NASA officials said it was a nuisance but not a safety issue, and they hoped to resolve the problem before the next spacewalk on Monday.

Indeed, Wolf and Kopra wasted no time 220 miles (354 kilometers) up prepping the Kibo lab — Hope in Japanese — and the new porch for their mechanical hookup. Wolf removed an insulating cover from the lab and tossed it overboard; the white cover drifted away, flipping end over end.

The spacewalkers then moved on to other routine work at the international space station as their colleagues inside used the shuttle and station robot arms, one at a time, to lift the Japanese porch from Endeavour's payload bay and hoist it toward the Kibo lab. The spacewalk was over by the time the porch was finally latched in place.

It marked the completion of Japan's $1 billion lab, so big that it required three shuttle flights to launch everything. The first two sections of the lab flew up last year.

The veranda — about 16 feet square (1.5 square meters) — will get its first experiments in five more days.

Mission Control's congratulations to Wolf and Kopra, as they headed back inside, could hardly be heard because of the static. In the end, the two fell behind and had to skip some chores. They managed to free a platform for spare parts that jammed months ago, using a specially designed tool.

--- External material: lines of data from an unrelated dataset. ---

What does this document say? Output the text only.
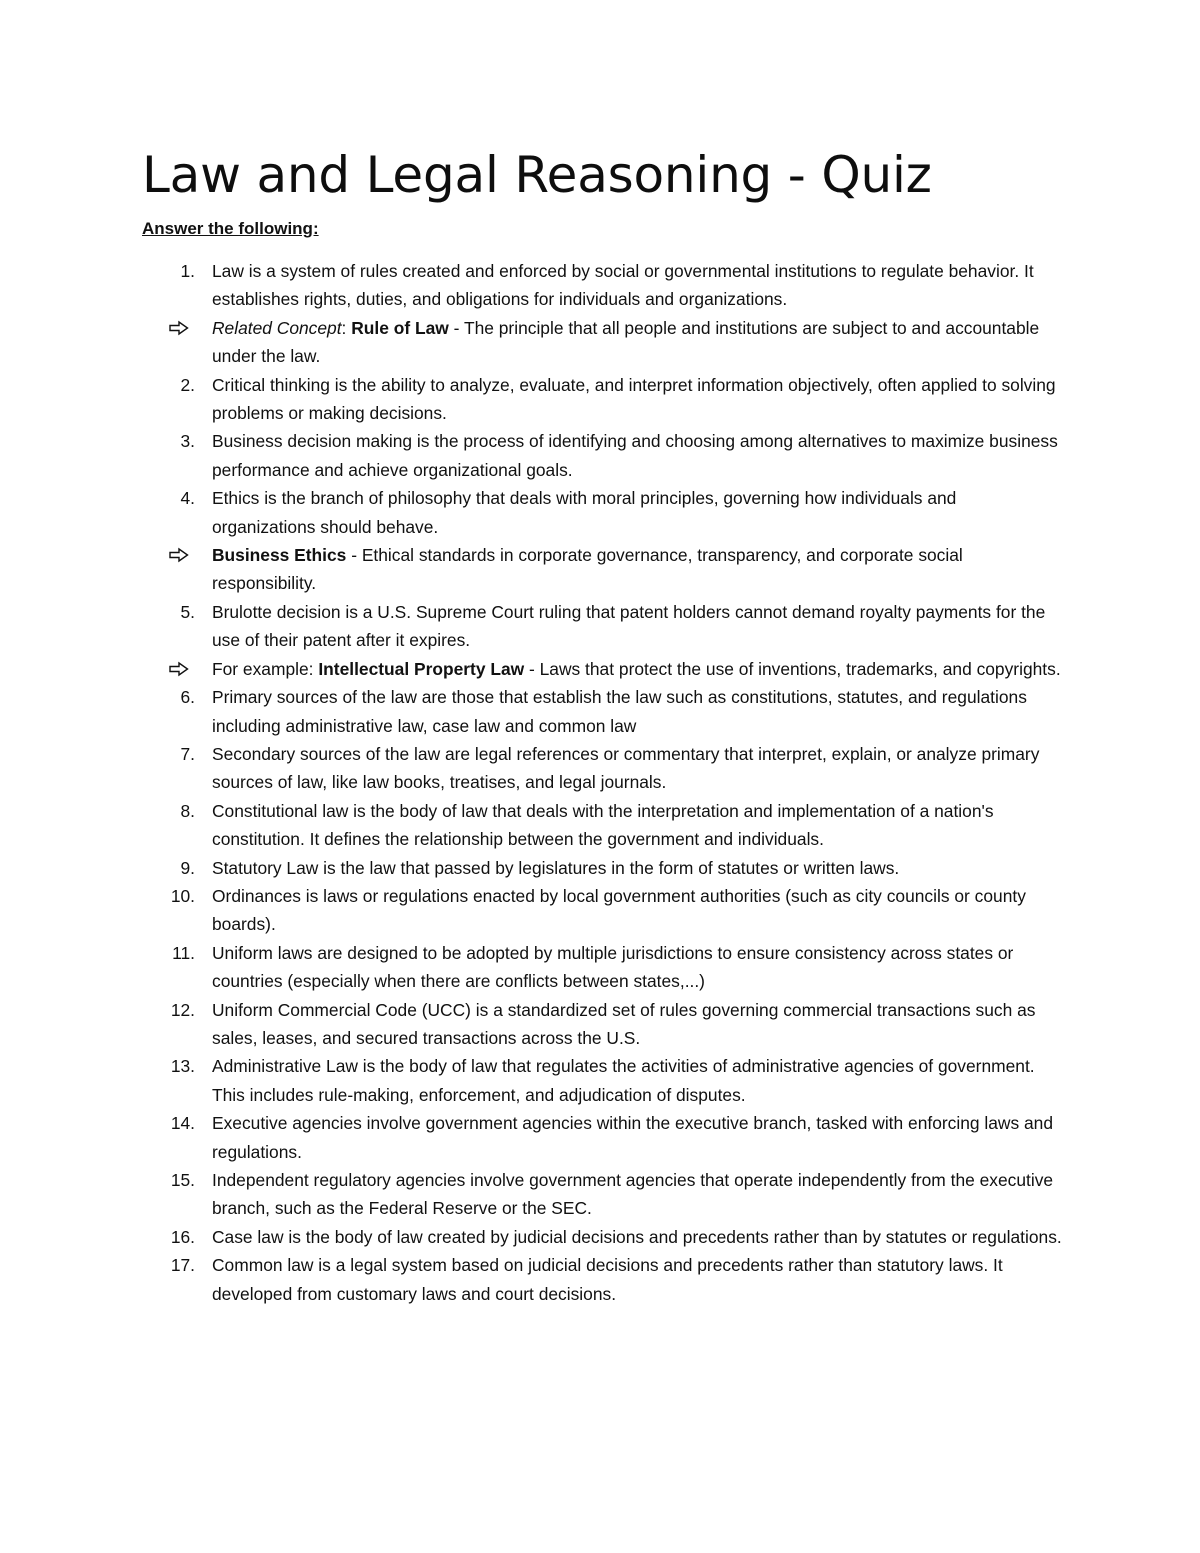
Law and Legal Reasoning - Quiz
Answer the following:
1. Law is a system of rules created and enforced by social or governmental institutions to regulate behavior. It establishes rights, duties, and obligations for individuals and organizations.
Related Concept: Rule of Law - The principle that all people and institutions are subject to and accountable under the law.
2. Critical thinking is the ability to analyze, evaluate, and interpret information objectively, often applied to solving problems or making decisions.
3. Business decision making is the process of identifying and choosing among alternatives to maximize business performance and achieve organizational goals.
4. Ethics is the branch of philosophy that deals with moral principles, governing how individuals and organizations should behave.
Business Ethics - Ethical standards in corporate governance, transparency, and corporate social responsibility.
5. Brulotte decision is a U.S. Supreme Court ruling that patent holders cannot demand royalty payments for the use of their patent after it expires.
For example: Intellectual Property Law - Laws that protect the use of inventions, trademarks, and copyrights.
6. Primary sources of the law are those that establish the law such as constitutions, statutes, and regulations including administrative law, case law and common law
7. Secondary sources of the law are legal references or commentary that interpret, explain, or analyze primary sources of law, like law books, treatises, and legal journals.
8. Constitutional law is the body of law that deals with the interpretation and implementation of a nation's constitution. It defines the relationship between the government and individuals.
9. Statutory Law is the law that passed by legislatures in the form of statutes or written laws.
10. Ordinances is laws or regulations enacted by local government authorities (such as city councils or county boards).
11. Uniform laws are designed to be adopted by multiple jurisdictions to ensure consistency across states or countries (especially when there are conflicts between states,...)
12. Uniform Commercial Code (UCC) is a standardized set of rules governing commercial transactions such as sales, leases, and secured transactions across the U.S.
13. Administrative Law is the body of law that regulates the activities of administrative agencies of government. This includes rule-making, enforcement, and adjudication of disputes.
14. Executive agencies involve government agencies within the executive branch, tasked with enforcing laws and regulations.
15. Independent regulatory agencies involve government agencies that operate independently from the executive branch, such as the Federal Reserve or the SEC.
16. Case law is the body of law created by judicial decisions and precedents rather than by statutes or regulations.
17. Common law is a legal system based on judicial decisions and precedents rather than statutory laws. It developed from customary laws and court decisions.
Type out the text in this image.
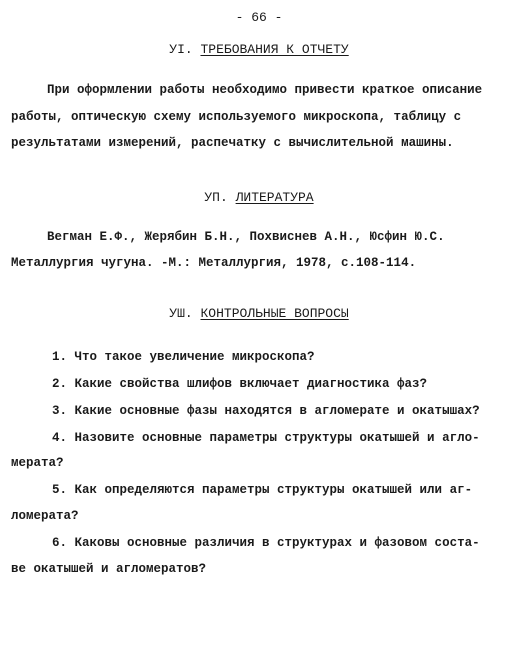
- 66 -
УI. ТРЕБОВАНИЯ К ОТЧЕТУ
При оформлении работы необходимо привести краткое описание
работы, оптическую схему используемого микроскопа, таблицу с
результатами измерений, распечатку с вычислительной машины.
УП. ЛИТЕРАТУРА
Вегман Е.Ф., Жерябин Б.Н., Похвиснев А.Н., Юсфин Ю.С.
Металлургия чугуна. -М.: Металлургия, 1978, с.108-114.
УШ. КОНТРОЛЬНЫЕ ВОПРОСЫ
1. Что такое увеличение микроскопа?
2. Какие свойства шлифов включает диагностика фаз?
3. Какие основные фазы находятся в агломерате и окатышах?
4. Назовите основные параметры структуры окатышей и агло-
мерата?
5. Как определяются параметры структуры окатышей или аг-
ломерата?
6. Каковы основные различия в структурах и фазовом соста-
ве окатышей и агломератов?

But they did not have time to release a similar platform on the opposite side of the outpost.

With Apollo 11 on the minds of many back on Earth, NASA noted that Saturday's spacewalk was the 201st by Americans since those first steps on the moon by Neil Armstrong and Buzz Aldrin 40 years ago this Monday.

Remaining inside the linked shuttle and station were 11 astronauts, a full house. The station population swelled to a record 13 when Endeavour arrived Friday for a 1 1/2-week stay. Kopra, the station's newest resident, will remain on board for another 1 1/2 months.

Earlier Saturday, Mission Control had both good and bad news for the 13 spacefarers.

The good: Endeavour looks to be in fine shape for re-entry at the end of the month, although a review of shuttle photos and other data continues.

The bad: The astronauts were informed of Walter Cronkite's death. Mission Control relayed statements by Armstrong and NASA's new chief, ex-astronaut Charles Bolden, both of whom noted Cronkite's passion for human space exploration.